Changes in the funding system

Free nursing care in nursing homes has now been introduced throughout the UK, with some variations between countries. Variations in the average weekly sum met by the NHS would only have a marginal effect on the public/private spending balance. No effect on overall spending is assumed.

The costs of introducing free personal care would depend on the definition and coverage of personal care, and on the impact it would have on demand. The study followed the Royal Commission's approach, assuming that older people in care homes would be responsible for housing and living costs. Based on social security benefit rates at 2000 prices, these were assumed to be £135 a week. Older people in their own homes would remain responsible for the costs of meals and domestic help, but not for help with personal care.

Introducing free personal and nursing care would have an immediate effect, increasing public spending in 2000 from around £8.8 billion to about £10.3 billion. Private spending - on 'hotel costs' in care homes and on domestic care in the community - would fall from 32 per cent to around 20 per cent of all long-term care expenditure.

The projections suggest that a scenario of free personal and nursing care would increase public spending to £42.6 billion in 2051 (1.45 per cent of GDP) as opposed to £35.4 billion (1.20 per cent of GDP) under the current funding system. These projections do not allow for an increase in demand.

If the numbers of people with dependency do not rise as fast as the central base case assumes, then even with a policy of free personal care the percentage of GDP spent on long-term care in 2051 might not be any higher than it is today. If, however, the numbers with dependency and the unit costs of care are higher than under the central base case, the percentage of GDP spent by the state in 2051 would be almost three times what it is today.

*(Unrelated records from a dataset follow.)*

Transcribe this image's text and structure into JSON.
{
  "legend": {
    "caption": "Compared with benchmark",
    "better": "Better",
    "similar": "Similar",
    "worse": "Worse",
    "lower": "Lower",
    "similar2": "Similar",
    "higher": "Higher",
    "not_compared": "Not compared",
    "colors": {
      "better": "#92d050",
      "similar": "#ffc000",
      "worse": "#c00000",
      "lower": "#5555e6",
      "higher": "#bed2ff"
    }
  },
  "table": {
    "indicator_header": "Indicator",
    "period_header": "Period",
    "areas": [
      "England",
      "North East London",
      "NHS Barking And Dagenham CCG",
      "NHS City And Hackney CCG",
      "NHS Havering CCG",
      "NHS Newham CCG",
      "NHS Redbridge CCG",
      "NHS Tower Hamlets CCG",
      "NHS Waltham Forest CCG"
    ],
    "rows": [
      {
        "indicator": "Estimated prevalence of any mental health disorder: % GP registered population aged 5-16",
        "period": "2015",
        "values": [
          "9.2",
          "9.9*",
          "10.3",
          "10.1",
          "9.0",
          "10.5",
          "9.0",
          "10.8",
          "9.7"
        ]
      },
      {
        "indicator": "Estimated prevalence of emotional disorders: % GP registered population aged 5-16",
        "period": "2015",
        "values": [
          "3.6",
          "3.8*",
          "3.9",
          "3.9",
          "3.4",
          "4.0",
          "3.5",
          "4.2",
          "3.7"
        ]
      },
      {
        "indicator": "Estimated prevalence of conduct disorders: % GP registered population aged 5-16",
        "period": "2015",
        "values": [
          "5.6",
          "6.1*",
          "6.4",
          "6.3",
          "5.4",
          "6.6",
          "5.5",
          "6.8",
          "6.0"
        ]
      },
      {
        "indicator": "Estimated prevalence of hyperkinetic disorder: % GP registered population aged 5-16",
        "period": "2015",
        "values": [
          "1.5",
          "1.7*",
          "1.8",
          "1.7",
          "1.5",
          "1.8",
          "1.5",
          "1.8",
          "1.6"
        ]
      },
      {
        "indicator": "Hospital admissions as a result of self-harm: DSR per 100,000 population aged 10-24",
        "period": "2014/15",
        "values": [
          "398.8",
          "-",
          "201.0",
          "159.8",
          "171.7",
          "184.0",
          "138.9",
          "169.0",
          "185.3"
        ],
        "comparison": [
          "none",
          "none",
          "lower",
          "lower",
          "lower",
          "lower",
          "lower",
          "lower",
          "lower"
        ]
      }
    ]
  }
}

Figure 2 shows the changing balance between public and private financing under the current funding system and under free personal care. Public spending would constitute 79 per cent of all long-term care spending in 2051 with free personal care, compared with 66 per cent under the base case.

Introducing free personal care would probably affect overall demand, which would in turn affect expenditure. A 25 per cent increase in demand for home care would increase public spending in 2051 to 1.51 per cent of GDP as opposed to 1.45 per cent when no increase in demand is assumed.

Who would benefit from changes in funding?

The models can be used to investigate the distributional impact of changes to the funding system by considering the effect of such changes for care home residents in each third of the income distribution. Introducing free personal care would have no effect for the lowest income group as current funding arrangements already meet almost all their costs and they only contribute to 'hotel' services. The middle income group would see a small rise in the share of their fees met from public sources. Residents in the highest income group would see their share of fees reduced from 89 to 48 per cent. For nursing home care, the reduction would be from 69 to 34 per cent.

About the project

PSSRU had developed a macrosimulation model to make projections of demand for long-term care for older people under clearly specified assumptions. NCCSU had developed a microsimulation model of long-term care charges. IPPR had commissioned the two units to make projections of long-term care expenditure through innovative linkage of the two models. This project involved an update of the projections produced for IPPR, using the latest official population estimates for 2000 and population projections to 2051.

Development of the PSSRU model was funded by the Department of Health, development of the NCCSU model by the Nuffield Foundation and earlier work linking the two models by the Institute for Public Policy Research. Annabelle May wrote this Findings. All views reported here are those of the authors.